An Evaluation and Comparison of GPU Hardware and Solver Libraries for Accelerating the OPM Flow Reservoir Simulator

Realistic reservoir simulation is known to be prohibitively expensive in terms of computation time when increasing the accuracy of the simulation or by enlarging the model grid size. One method to address this issue is to parallelize the computation by dividing the model in several partitions and using multiple CPUs to compute the result using techniques such as MPI and multi-threading. Alternatively, GPUs are also a good candidate to accelerate the computation due to their massively parallel architecture that allows many floating point operations per second to be performed. The numerical iterative solver takes thus the most computational time and is challenging to solve efficiently due to the dependencies that exist in the model between cells. In this work, we evaluate the OPM Flow simulator and compare several state-of-the-art GPU solver libraries as well as custom developed solutions for a BiCGStab solver using an ILU0 preconditioner and benchmark their performance against the default DUNE library implementation running on multiple CPU processors using MPI. The evaluated GPU software libraries include a manual linear solver in OpenCL and the integration of several third party sparse linear algebra libraries, such as cuSparse, rocSparse, and amgcl. To perform our bench-marking, we use small, medium, and large use cases, starting with the public test case NORNE that includes approximately 50k active cells and ending with a large model that includes approximately 1 million active cells. We find that a GPU can accelerate a single dual-threaded MPI process up to 5.6 times, and that it can compare with around 8 dual-threaded MPI processes.
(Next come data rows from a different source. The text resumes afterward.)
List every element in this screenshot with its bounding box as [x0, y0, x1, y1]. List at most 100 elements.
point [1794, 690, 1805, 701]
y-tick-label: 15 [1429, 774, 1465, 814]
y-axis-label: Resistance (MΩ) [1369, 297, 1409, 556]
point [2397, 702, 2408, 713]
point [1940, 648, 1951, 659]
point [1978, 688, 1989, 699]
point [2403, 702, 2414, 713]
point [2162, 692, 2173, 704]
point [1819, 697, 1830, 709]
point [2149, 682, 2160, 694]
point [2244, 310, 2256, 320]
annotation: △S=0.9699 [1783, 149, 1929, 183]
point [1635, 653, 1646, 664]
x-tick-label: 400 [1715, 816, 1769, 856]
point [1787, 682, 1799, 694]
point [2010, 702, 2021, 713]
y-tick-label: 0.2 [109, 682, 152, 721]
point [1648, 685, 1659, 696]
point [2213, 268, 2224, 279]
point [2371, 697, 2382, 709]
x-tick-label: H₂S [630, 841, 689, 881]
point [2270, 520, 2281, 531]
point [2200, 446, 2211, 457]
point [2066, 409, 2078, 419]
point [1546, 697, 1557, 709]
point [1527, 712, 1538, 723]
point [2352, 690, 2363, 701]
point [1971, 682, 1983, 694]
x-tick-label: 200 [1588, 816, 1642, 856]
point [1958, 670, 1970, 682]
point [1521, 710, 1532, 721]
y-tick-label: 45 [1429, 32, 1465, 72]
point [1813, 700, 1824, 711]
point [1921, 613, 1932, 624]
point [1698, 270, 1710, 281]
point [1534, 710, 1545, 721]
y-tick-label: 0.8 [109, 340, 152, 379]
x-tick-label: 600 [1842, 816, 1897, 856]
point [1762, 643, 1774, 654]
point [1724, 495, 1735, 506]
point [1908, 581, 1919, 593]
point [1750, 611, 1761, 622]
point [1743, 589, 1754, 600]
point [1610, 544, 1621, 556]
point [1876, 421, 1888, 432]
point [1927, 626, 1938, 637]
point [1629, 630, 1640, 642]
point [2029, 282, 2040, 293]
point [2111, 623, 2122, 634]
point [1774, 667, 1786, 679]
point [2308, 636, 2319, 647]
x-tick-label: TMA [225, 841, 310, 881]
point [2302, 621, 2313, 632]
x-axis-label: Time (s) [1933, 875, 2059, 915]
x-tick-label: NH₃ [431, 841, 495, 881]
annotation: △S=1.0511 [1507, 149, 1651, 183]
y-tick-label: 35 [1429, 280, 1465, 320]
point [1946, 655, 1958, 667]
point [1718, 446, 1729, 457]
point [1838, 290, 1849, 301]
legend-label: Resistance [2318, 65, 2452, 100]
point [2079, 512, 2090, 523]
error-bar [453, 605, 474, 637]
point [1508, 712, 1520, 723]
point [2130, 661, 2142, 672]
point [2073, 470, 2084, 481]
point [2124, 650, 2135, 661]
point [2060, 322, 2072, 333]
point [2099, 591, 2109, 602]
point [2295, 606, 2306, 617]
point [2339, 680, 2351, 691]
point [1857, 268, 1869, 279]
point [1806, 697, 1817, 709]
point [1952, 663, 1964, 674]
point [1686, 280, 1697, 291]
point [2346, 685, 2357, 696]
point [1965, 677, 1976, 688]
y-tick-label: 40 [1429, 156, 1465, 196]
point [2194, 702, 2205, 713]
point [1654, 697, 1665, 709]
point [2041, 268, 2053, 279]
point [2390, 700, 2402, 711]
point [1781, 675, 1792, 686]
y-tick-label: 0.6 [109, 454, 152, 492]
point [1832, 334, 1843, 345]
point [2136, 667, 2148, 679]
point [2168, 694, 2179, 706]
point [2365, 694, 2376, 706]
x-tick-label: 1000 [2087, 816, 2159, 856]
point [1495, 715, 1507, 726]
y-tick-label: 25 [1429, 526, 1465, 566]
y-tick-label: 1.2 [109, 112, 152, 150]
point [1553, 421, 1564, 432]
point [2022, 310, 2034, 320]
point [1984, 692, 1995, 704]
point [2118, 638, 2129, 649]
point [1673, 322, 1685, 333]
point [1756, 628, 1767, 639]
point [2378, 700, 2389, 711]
翻译：众所周知，在提高模拟精度或扩大模型网格尺寸时，实际油藏模拟的计算时间成本极高。解决该问题的一种方法是，通过将模型划分为多个分区，并利用MPI和多线程等技术，在多个CPU上并行计算。另一种方案是采用GPU，因其拥有大规模并行架构，能执行大量浮点运算，从而有效加速计算过程。数值迭代求解器占据绝大部分计算时间，且由于模型内单元格间存在依赖关系，其高效求解极具挑战性。本研究评估了OPM Flow模拟器，比较了数种前沿GPU求解器库及为使用ILU0预条件子的BiCGStab求解器自定义开发的解决方案，并以默认的DUNE库（在多个CPU处理器上通过MPI运行）为基准测试其性能。评估的GPU软件库包括基于OpenCL的手动线性求解器，以及集成的多种第三方稀疏线性代数库，如cuSparse、rocSparse和amgcl。为进行基准测试，我们采用了小、中、大三种规模用例：从包含约5万个活跃单元格的公开测试用例NORNE，到包含约100万个活跃单元格的大型模型。研究发现，单个GPU可将双线程MPI进程的运算速度提升至多5.6倍，其性能与约8个双线程MPI进程相当。